Bilindiği gibi artık bütün üniversitelerde Engelsiz Birimler var. Benim okuduğum Sakarya Üniversitesi'nde de var fakat bu birimler ne işe yarıyor merak etmiyor değilim.
bu birimler almanya'daki üniversitelerden tanidigim "beauftragte(r) für behindertenfragen" diye isimlendirilen birimlerle ayni amacla mi varlar bilmiyorum ama bizimkiler benim shu ishlerime yaradi mesela;
hangi üniversiteye kaydimi yaptiracagima karar vermeden önce bana yakin sayilan üniversitelerin o birimlerine bashvurdum... benimle birlikte kampüsü gezdiler... nerde hangi engeller var, ve mümkünse o engelleri nerelerden dolanarak nasil ashabilecegimi gösterdiler... benimle birlikte gezerken daha önceleri fark etmedikleri engelleri fark etmelerine ve bunlarin oldukca cok oldugunu idrak etmelerine de yaradi bu ish tabe
... yetersizlikleri(ni) gördüler... o birimlerin varligindan haberim yoktu, okuldaki (yani lisedeki) ögretmenlerimin yönlendirmesiyle bashvurdum...
sonra kararimi verip -ki bu kararimi belirleyen en önemli etkenin ne oldugunu söylememe gerek yok sanirim- kaydimi yaptirdiktan sonra, sakat bir örenci olarak ne tür haklarimin oldugu konusunda bilgilendirdi beni... örnegin kamuya acik ulashim imkanlarindan tek beashima yararlanamayan bir insan olarak kendi arabamla gidip gelmek zorunda oldugum icin ev ve üniversite arasindaki mesafe hesaplanarak akaryakit giderlerimi ve arabamin ufak tefek bakimini karshilamak icin her ay bi miktar para alma hakkim oldugunu ondan ögrendim... bashvurmak icin hangi belgelerin gerektigini bildirdi ve formlari birlikte doldurduk... arabam icin daha masrafli tamirler gerektiginde yine bashvurabilicemi ve yaptigim masraflarin bana geri ödenecegini de anlatti ama buna hic ihtiyac duymadim...
sonracima, örencilere ayrilmish otopark alanlarinda bosh yerler bulunmaz hint kumashi gibi oldugundan ve mevcut engelli otoparklarinin her ihtiyac duydugumda bosh olacaginin garantisi olmadigindan, kendime özel parkyerleri ayirtabilicemi ve bunun icin nerelere bashvurmam gerektigini anlatti... hatta bicok süreci bizzat kendisi saga sola telefon acarak bashlatti ve takip etti...
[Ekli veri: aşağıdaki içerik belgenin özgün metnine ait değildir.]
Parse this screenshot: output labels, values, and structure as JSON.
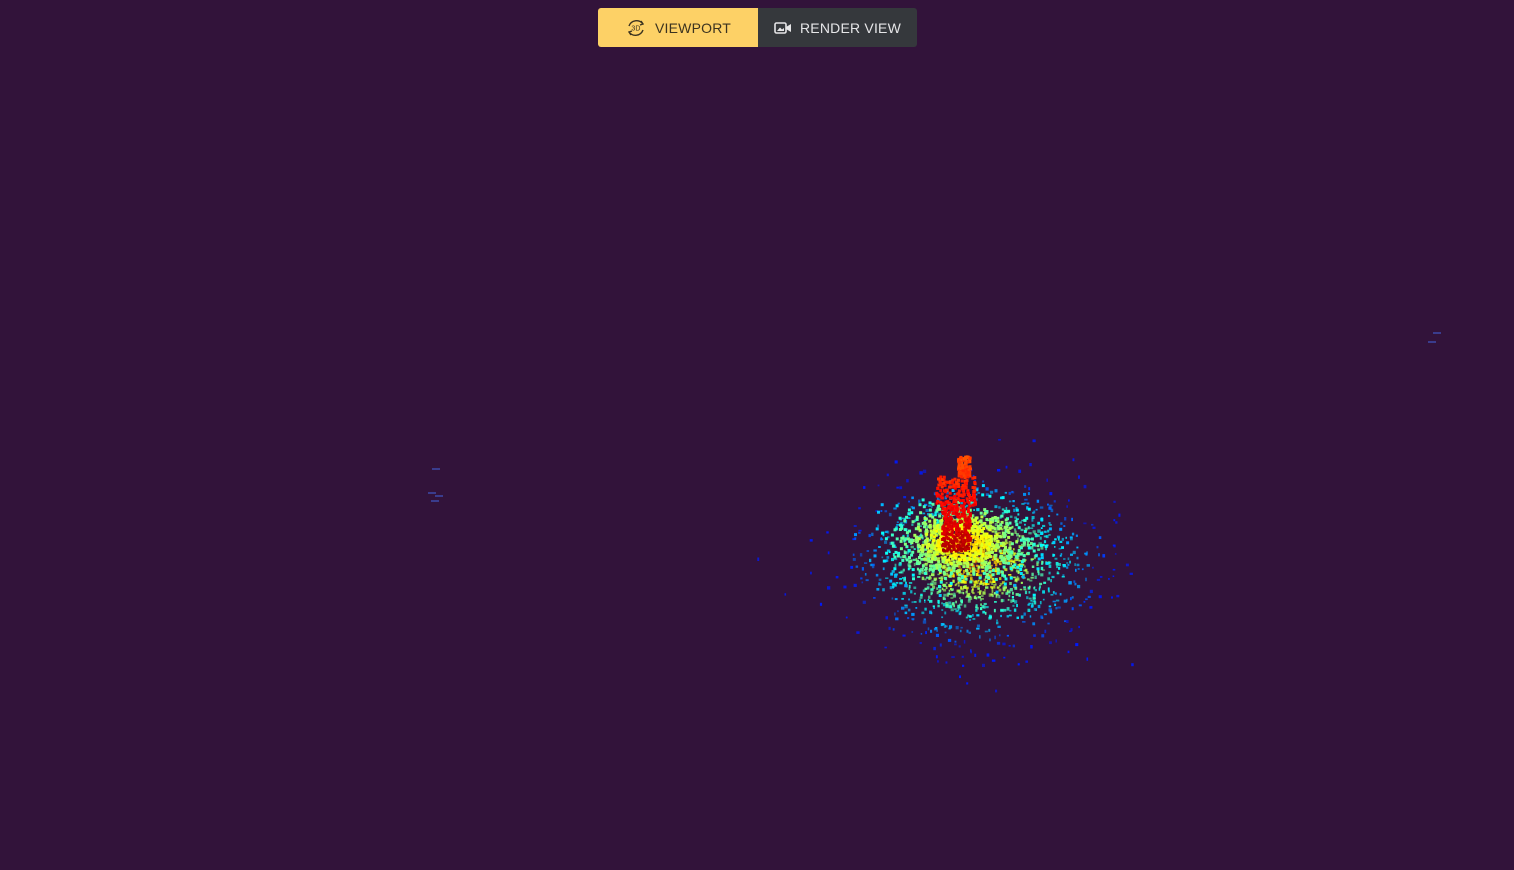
{
  "toolbar": {
    "viewport_label": "VIEWPORT",
    "render_view_label": "RENDER VIEW",
    "active_tab": "viewport",
    "viewport_icon": "3d-rotate-icon",
    "render_view_icon": "video-camera-icon",
    "active_color": "#fdd166",
    "inactive_color": "#35383c",
    "viewport_icon_text": "3D"
  },
  "scene": {
    "background_color": "#32133a",
    "content": "point-cloud",
    "colormap": "jet"
  }
}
sonracima, en cok ders görecegim yerlere en yakin girish kapisinin oralarda bana özel ayrilan park yeri ile o girish kapisinin arasinda - basamak desem basamak degil, kaldirim desem kaldirim degil - bi garip bishi vardi hayatimi zorlashtiran... önce bi süre o garip sheyle bashetmeyi denedim, cogu kez bashardim ama bikac kez düshme tehlikesi atlattigimda solugu bizim o adamda aldim... iki gün sonra o garip sheyin yerinde yeller esiordu, dümdüz yapmishlardi orayi...
sonracima, sakatligimdan dolayi ögretim üyeleri tarafindan herhangi bir haksizliga, ayrimciliga vs. ugradigimi düshündügümde hemen kendisine bildirebilecegimi teklif etti ve yakindan ilgilenecegini söyledi... ayrimcilik mi tam emin degilim ama haksizliga ugradigimi düshündügüm zamanlar epey oldu, yine de o teklifi degerlendirmedim... "neden?" diye sormayin, ben de bilmiorum... belki de o konuda gercekten bishey yapabilecegine inanamamishimdir... shimdi olsa degerlendirirdim...
sonracima, "yetti gayri, dayanamiorum artik" dedigim zamanlar oldu... okulu birakmayi düshündügüm, haftalarca derslere girmeyip evde depresif takildigim zamanlar oldu... ama öyle de devam edemeyecegini ve aslinda okumayi cok istedigimi her anladigimda yine solugu bizim adamda aldim... bazen neyin nasil daha kolaylashtirilabilecegini düshündük beraber ama cok kez de sadece "dertleshtik"... nasil diyim, iyi geliordu... kendimle ilgili shüphelerimin silinmesine yardimci oluordu... sorunun sadece bende degil, daha cok etrafta oldugunun bilincinde olan bir insanin sadece varligi bile yetiordu, güc veriordu bana...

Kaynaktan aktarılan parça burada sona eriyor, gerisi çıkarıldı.